A reunião aconteceu na Casa de Maria, às quinze horas.


Após a apresentação das propostas contidas no Termo de Cooperação o prefeito de Cataguases Willian Lobo de Almeida e o provedor do Hospital de Cataguases aceitaram assinar o acordo. Já os prefeitos da microrregião pediram um prazo para analisarem a planilha de custos que foi apresentada na reunião.
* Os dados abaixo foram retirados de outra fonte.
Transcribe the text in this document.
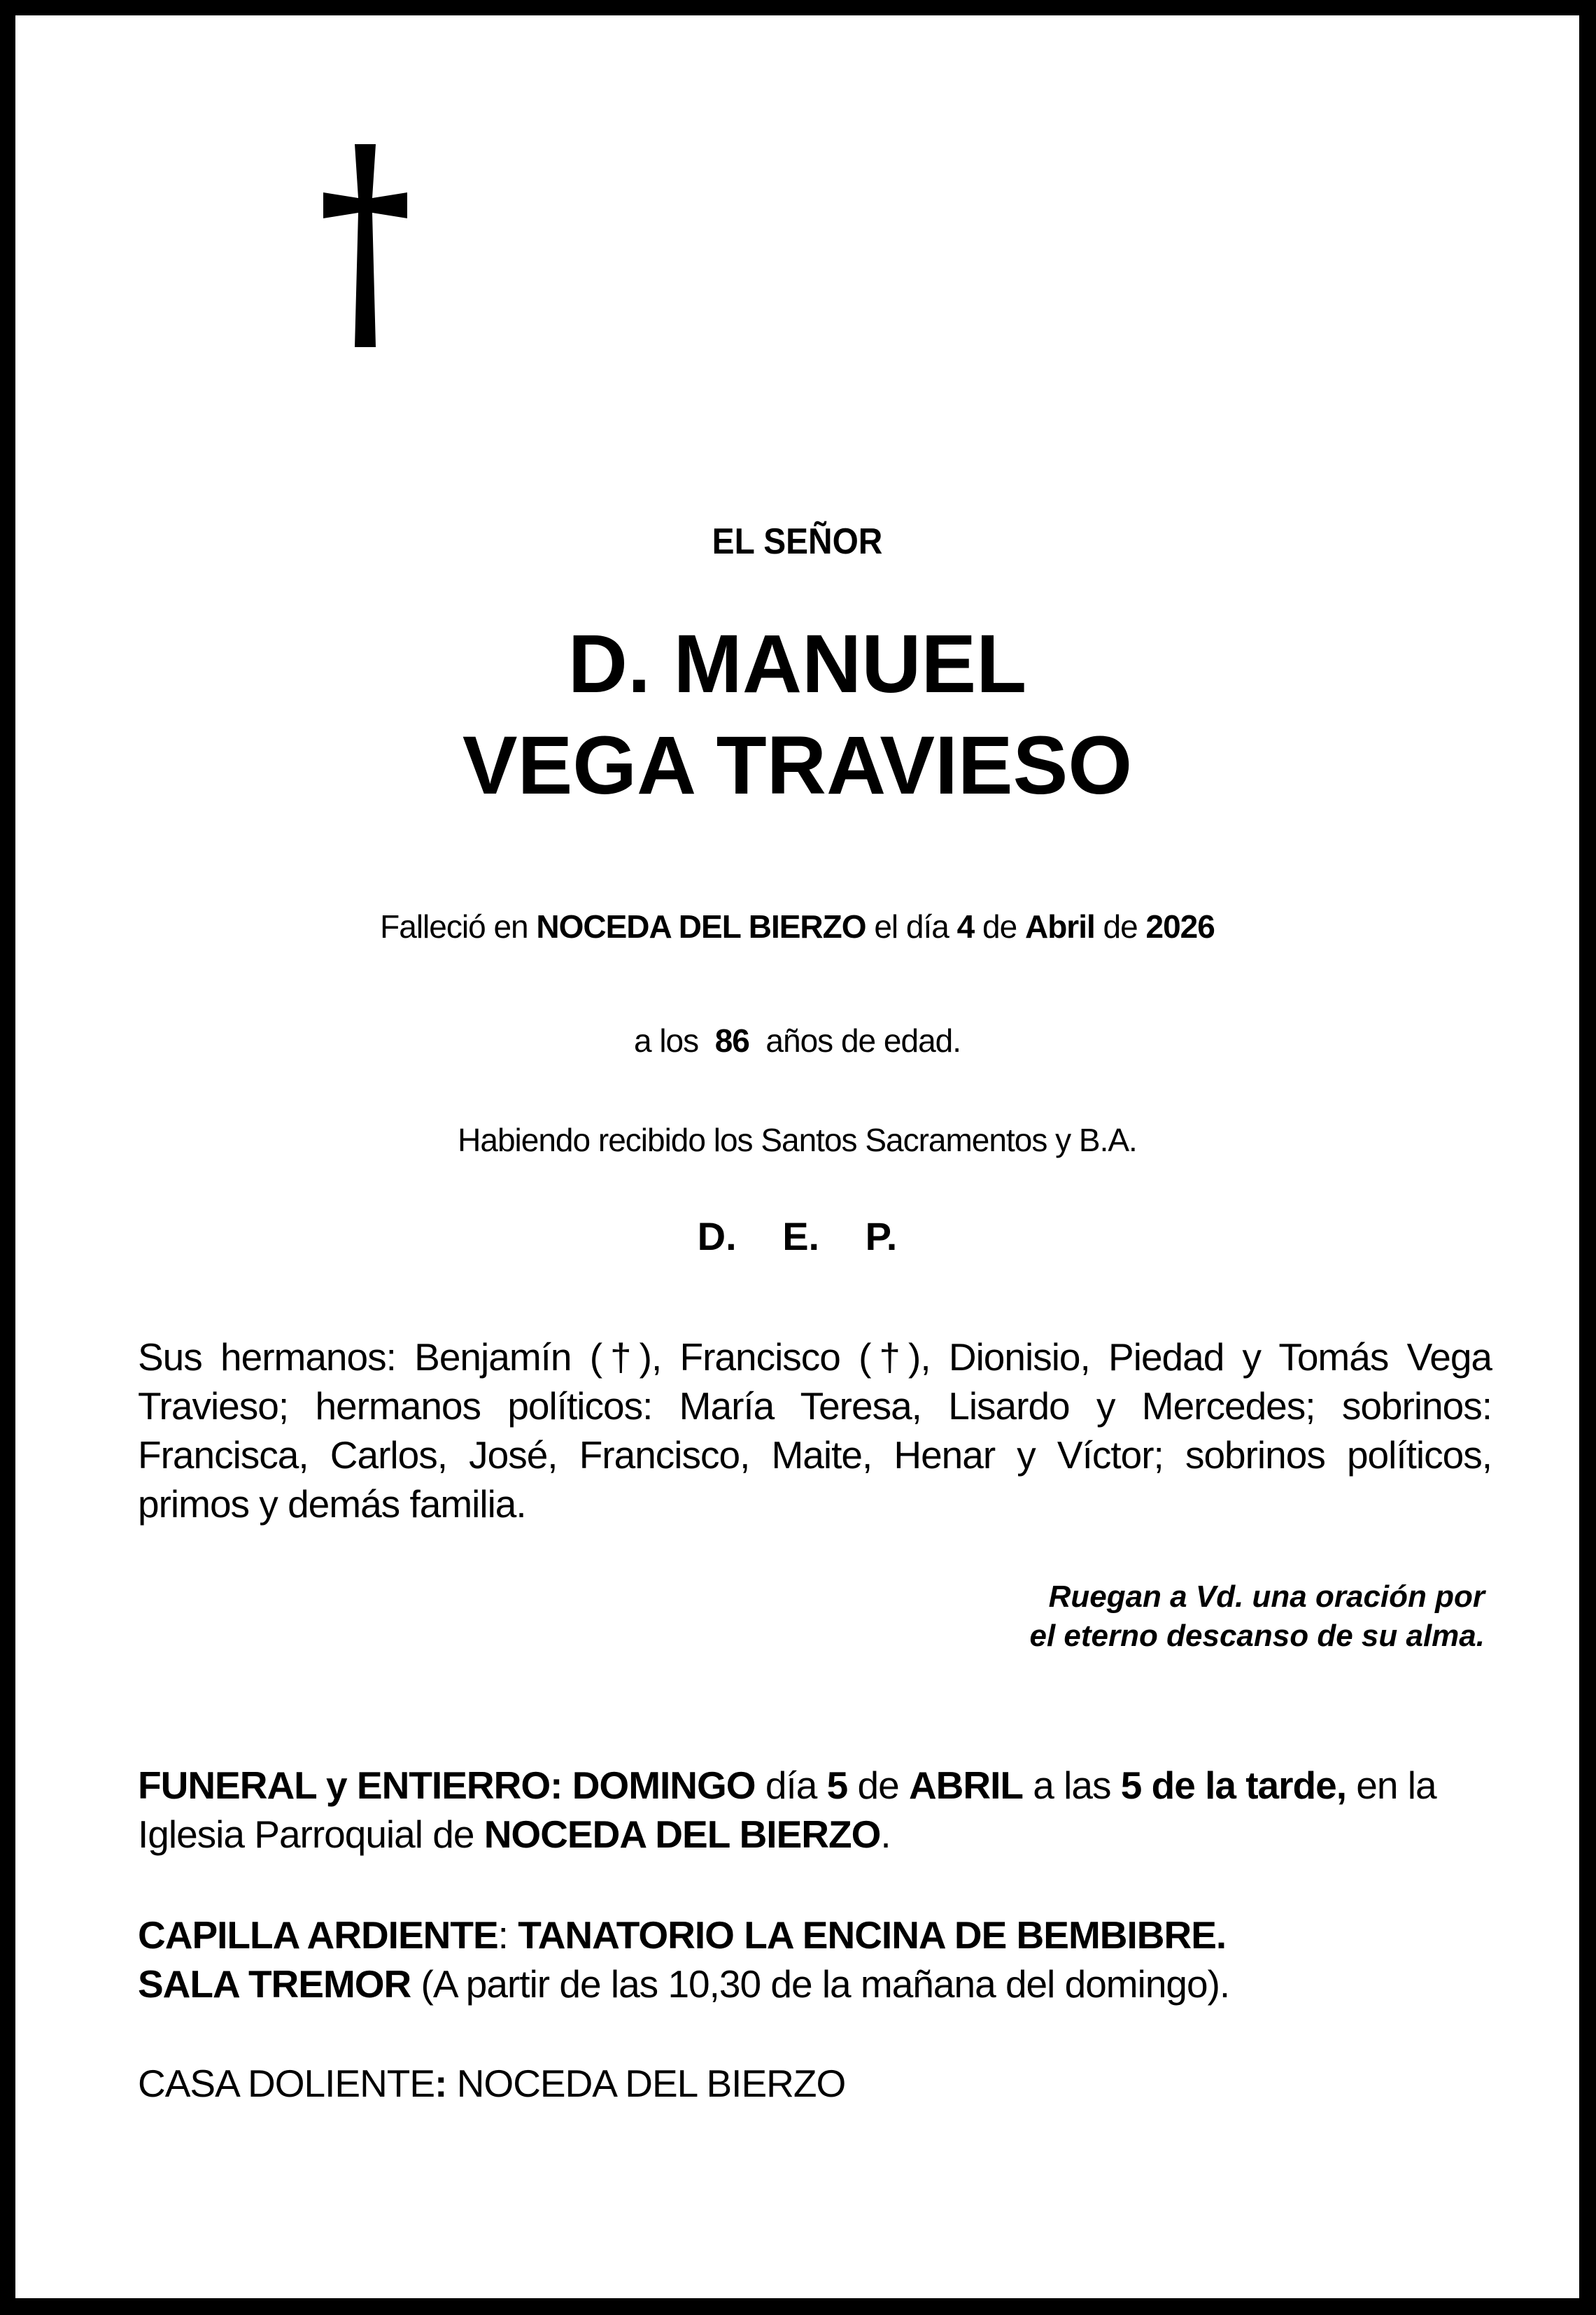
EL SEÑOR
D. MANUEL
VEGA TRAVIESO
Falleció en NOCEDA DEL BIERZO el día 4 de Abril de 2026
a los  86  años de edad.
Habiendo recibido los Santos Sacramentos y B.A.
D. E. P.
Sus hermanos: Benjamín (†), Francisco (†), Dionisio, Piedad y Tomás Vega Travieso; hermanos políticos: María Teresa, Lisardo y Mercedes; sobrinos: Francisca, Carlos, José, Francisco, Maite, Henar y Víctor; sobrinos políticos, primos y demás familia.
Ruegan a Vd. una oración por
el eterno descanso de su alma.
FUNERAL y ENTIERRO: DOMINGO día 5 de ABRIL a las 5 de la tarde, en la Iglesia Parroquial de NOCEDA DEL BIERZO.
CAPILLA ARDIENTE: TANATORIO LA ENCINA DE BEMBIBRE.
SALA TREMOR (A partir de las 10,30 de la mañana del domingo).
CASA DOLIENTE: NOCEDA DEL BIERZO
O prazo foi estendido para o dia  02 de junho. Se não houver acordo e o Hospital decida devolver o Pronto-Socorro ao município de Cataguases, o representante do Ministério Público, Dr. Rodrigo de Barros, afirmou que o Hospital de Cataguases terá que manter toda a estrutura para o atendimento da rede de urgência e emergência.

Hoje, o HC recebe mensalmente R$ 352 mil da Prefeitura de Cataguases, R$ 200 mil da Secretaria de Saúde do Estado de Minas Gerais, e outros R$ 100 mil do Governo Federal, totalizando R$ 652 mil. Com a assinatura do Termo de Cooperação apresentado serão acrescidos mais R$ 100 mil no valor que já é repassado para o funcionamento do Pronto-Socorro no Hospital de Cataguases.
Caso o Termo de Cooperação para o custeio do Pronto-Socorro seja  aprovado o valor repassado pela Prefeitura de Cataguases que hoje é de R$ 352 mil, será elevado para R$ 450 mil, sendo R$ 386.131,92 mil para Cataguases, e valor restante será custeado pelos  demais municípios da microrregião.
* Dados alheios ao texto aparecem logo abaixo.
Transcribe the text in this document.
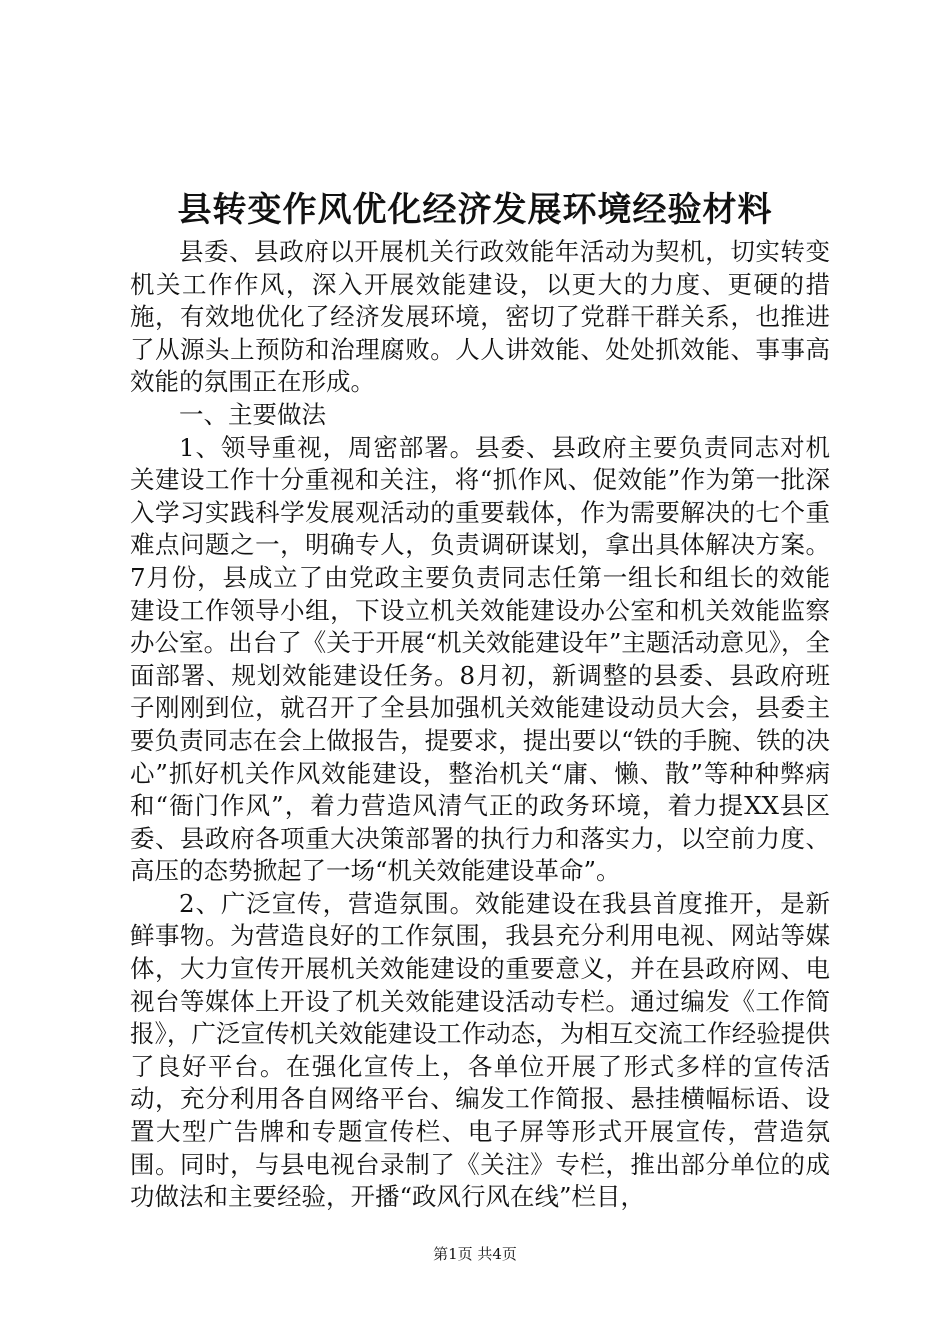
县转变作风优化经济发展环境经验材料

县委、县政府以开展机关行政效能年活动为契机，切实转变机关工作作风，深入开展效能建设，以更大的力度、更硬的措施，有效地优化了经济发展环境，密切了党群干群关系，也推进了从源头上预防和治理腐败。人人讲效能、处处抓效能、事事高效能的氛围正在形成。

一、主要做法

1、领导重视，周密部署。县委、县政府主要负责同志对机关建设工作十分重视和关注，将“抓作风、促效能”作为第一批深入学习实践科学发展观活动的重要载体，作为需要解决的七个重难点问题之一，明确专人，负责调研谋划，拿出具体解决方案。7月份，县成立了由党政主要负责同志任第一组长和组长的效能建设工作领导小组，下设立机关效能建设办公室和机关效能监察办公室。出台了《关于开展“机关效能建设年”主题活动意见》，全面部署、规划效能建设任务。8月初，新调整的县委、县政府班子刚刚到位，就召开了全县加强机关效能建设动员大会，县委主要负责同志在会上做报告，提要求，提出要以“铁的手腕、铁的决心”抓好机关作风效能建设，整治机关“庸、懒、散”等种种弊病和“衙门作风”，着力营造风清气正的政务环境，着力提XX县区委、县政府各项重大决策部署的执行力和落实力，以空前力度、高压的态势掀起了一场“机关效能建设革命”。

2、广泛宣传，营造氛围。效能建设在我县首度推开，是新鲜事物。为营造良好的工作氛围，我县充分利用电视、网站等媒体，大力宣传开展机关效能建设的重要意义，并在县政府网、电视台等媒体上开设了机关效能建设活动专栏。通过编发《工作简报》，广泛宣传机关效能建设工作动态，为相互交流工作经验提供了良好平台。在强化宣传上，各单位开展了形式多样的宣传活动，充分利用各自网络平台、编发工作简报、悬挂横幅标语、设置大型广告牌和专题宣传栏、电子屏等形式开展宣传，营造氛围。同时，与县电视台录制了《关注》专栏，推出部分单位的成功做法和主要经验，开播“政风行风在线”栏目，

第1页 共4页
O Termo de Cooperaçao determina que os  municípios depositem o valor acordado até o quinto dia útil de cada mês em conta específica e o Município de Cataguases ficará responsável pelo repasse à Santa Casa.

Um ponto muito importante ressaltado pelo promotor Dr. Rodrigo Ferreira de Barros foi a questão que no início da semana envolveu os médicos plantonistas do Hospital que se recusaram a atender os pacientes classificado pelo Protocolo de Manchester como categorias verde e azul. O representante do Ministério Público deixou claro que o atendimento de Pronto-Socorro não poderá deixar de atender os protocolos verde e azul, considerados menos urgentes e que o HC deverá, obrigatoriamente manter o quadro de plantonistas completo, podendo pela falta do médico haver desconto no valor repassado para o pronto atendimento.

Os principais pontos apresentados no Termo de Cooperação são:

Prestação de contas mensalmente a todos os municípios sobre todos atendimentos realizados no Pronto Socorro; a contratação de um profissional com qualificação em gestão hospitalar; encaminhamento para os municípios da escala de plantão duas vezes por dia, 7 horas da manhã e 18 horas;  afixação de aviso de que não será permitido a cobrança de nenhum serviço do SUS; manutenção de porta única para atendimento aos pacientes de urgência; proibição de contratação de serviços de parentes do provedor ou de diretores, com exceção de médicos; utilização dos valores repassados exclusivamente para manutenção do Pronto Socorro.